Beta-transducin repeat-containing protein 1 (ß-TrCP1) is a substrate-recognition module of SCFß-TrCP1 ubiquitin ligases and its subcellular distribution is known to be critical for target specificity. Heterogeneous nuclear ribonucleoprotein (hnRNP) U, an abundant nuclear protein, is known to be a unique regulator of ß-TrCP1 shuttling between the cytoplasm and the nucleus. In this study, we report that centromere protein W (CENP-W), which is frequently overexpressed in a variety of human cancers, may also contribute to ß-TrCP1 shuttling. Although hnRNP U and CENP-W can interact with ß-TrCP1 and transport it independently, these proteins do not compete for ß-TrCP1 binding, but rather cooperate to form a stable shuttling complex. Intriguingly, we found that overexpression of CENP-W leads to accumulation of ß-TrCP1 in the nucleus. Thus, we propose that CENP-W may function as a booster of ß-TrCP1 nuclear import to increase the oncogenicity of ß-TrCP1.

New centromeric component CENP-W is an RNA-associated nuclear matrix protein that interacts with nucleophosmin/B23 protein.

CENP-W was originally identified as a putative oncogene, cancer-upregulated gene 2 (CUG2) that was commonly up-regulated in many cancer tissues. Recently, CENP-W has also been identified as a new centromeric component that interacts with CENP-T. As a complex with CENP-T, CENP-W plays crucial roles in assembly of the functional kinetochore complex. In this study, the subnuclear localization of CENP-W was extensively analyzed using various approaches. We found that ectopically expressed CENP-W primarily accumulated in the nucleolus and remained substantially associated with the nucleolus in stable cells. The following fractionation study also showed that CENP-W is associated with RNA as well as DNA. Moreover, a considerable amount of CENP-W was found in the nuclear mesh-like structure, nuclear matrix, possibly indicating that CENP-W participates in diverse subnuclear activities. Finally, biochemical affinity binding analysis revealed that CENP-W specifically interacts with the nucleolar phosphoprotein, nucleophosmin (B23). Depletion of cellular B23 by siRNA treatment induced a dramatic decrease of CENP-W stability and severe mislocalization during prophase. Our data proposed that B23 may function in the assembly of the kinetochore complex by interacting with CENP-W during interphase.

Newly identified tumor-associated role of human Sharpin.

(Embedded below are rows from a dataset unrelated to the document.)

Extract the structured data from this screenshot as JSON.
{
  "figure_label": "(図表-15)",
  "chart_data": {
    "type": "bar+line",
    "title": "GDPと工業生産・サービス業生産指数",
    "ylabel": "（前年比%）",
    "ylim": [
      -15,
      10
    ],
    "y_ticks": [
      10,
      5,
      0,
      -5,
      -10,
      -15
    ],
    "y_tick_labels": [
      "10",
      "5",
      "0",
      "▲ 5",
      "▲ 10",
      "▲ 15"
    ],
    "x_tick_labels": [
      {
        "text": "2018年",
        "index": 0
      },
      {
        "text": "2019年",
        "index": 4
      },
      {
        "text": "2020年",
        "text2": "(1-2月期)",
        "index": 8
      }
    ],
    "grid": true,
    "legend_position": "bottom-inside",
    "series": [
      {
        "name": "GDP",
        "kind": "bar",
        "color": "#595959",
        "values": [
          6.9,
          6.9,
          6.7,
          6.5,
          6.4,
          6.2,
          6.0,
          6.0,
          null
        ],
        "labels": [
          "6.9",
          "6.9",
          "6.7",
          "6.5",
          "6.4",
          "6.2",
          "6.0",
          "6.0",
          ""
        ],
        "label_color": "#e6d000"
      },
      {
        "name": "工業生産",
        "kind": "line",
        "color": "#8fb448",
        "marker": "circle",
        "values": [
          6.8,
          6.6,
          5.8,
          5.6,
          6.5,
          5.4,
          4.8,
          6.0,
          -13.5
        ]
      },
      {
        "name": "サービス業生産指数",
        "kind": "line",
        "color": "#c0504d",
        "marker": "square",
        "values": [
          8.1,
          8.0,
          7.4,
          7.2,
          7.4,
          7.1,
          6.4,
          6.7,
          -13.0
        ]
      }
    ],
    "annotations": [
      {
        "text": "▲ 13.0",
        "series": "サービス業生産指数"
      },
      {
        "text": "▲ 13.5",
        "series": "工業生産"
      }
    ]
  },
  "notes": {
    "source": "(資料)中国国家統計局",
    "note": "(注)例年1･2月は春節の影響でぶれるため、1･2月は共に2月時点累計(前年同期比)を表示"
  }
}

In order to discover previously unidentified cancer-associated genes, we analyzed genome-wide differences in gene expression between tumor biopsies and normal tissues. Among those differentially regulated genes, we identified Sharpin (Shank-associated RH domain-interacting protein) as a commonly up-regulated gene in multiple human cancer types. Although rat Sharpin is reported to interact with Shank1, a multidomain scaffold protein localized in postsynaptic densities, its exact roles are unknown. Whereas human Sharpin homologue was primarily localized in the cytosol of cultured cells, they were detected in both cytosol and nucleus of the cells from ovarian and liver cancer tissues using immunohistochemical staining. In addition, Chinese ovary hamster cells over-expressing Sharpin exhibited enhanced cancer-specific phenotypes in multiple in vitro tumor assays. Taken together, the results suggest that Sharpin is not an inert scaffold protein, but may play tumor-associated roles during cancer biogenesis.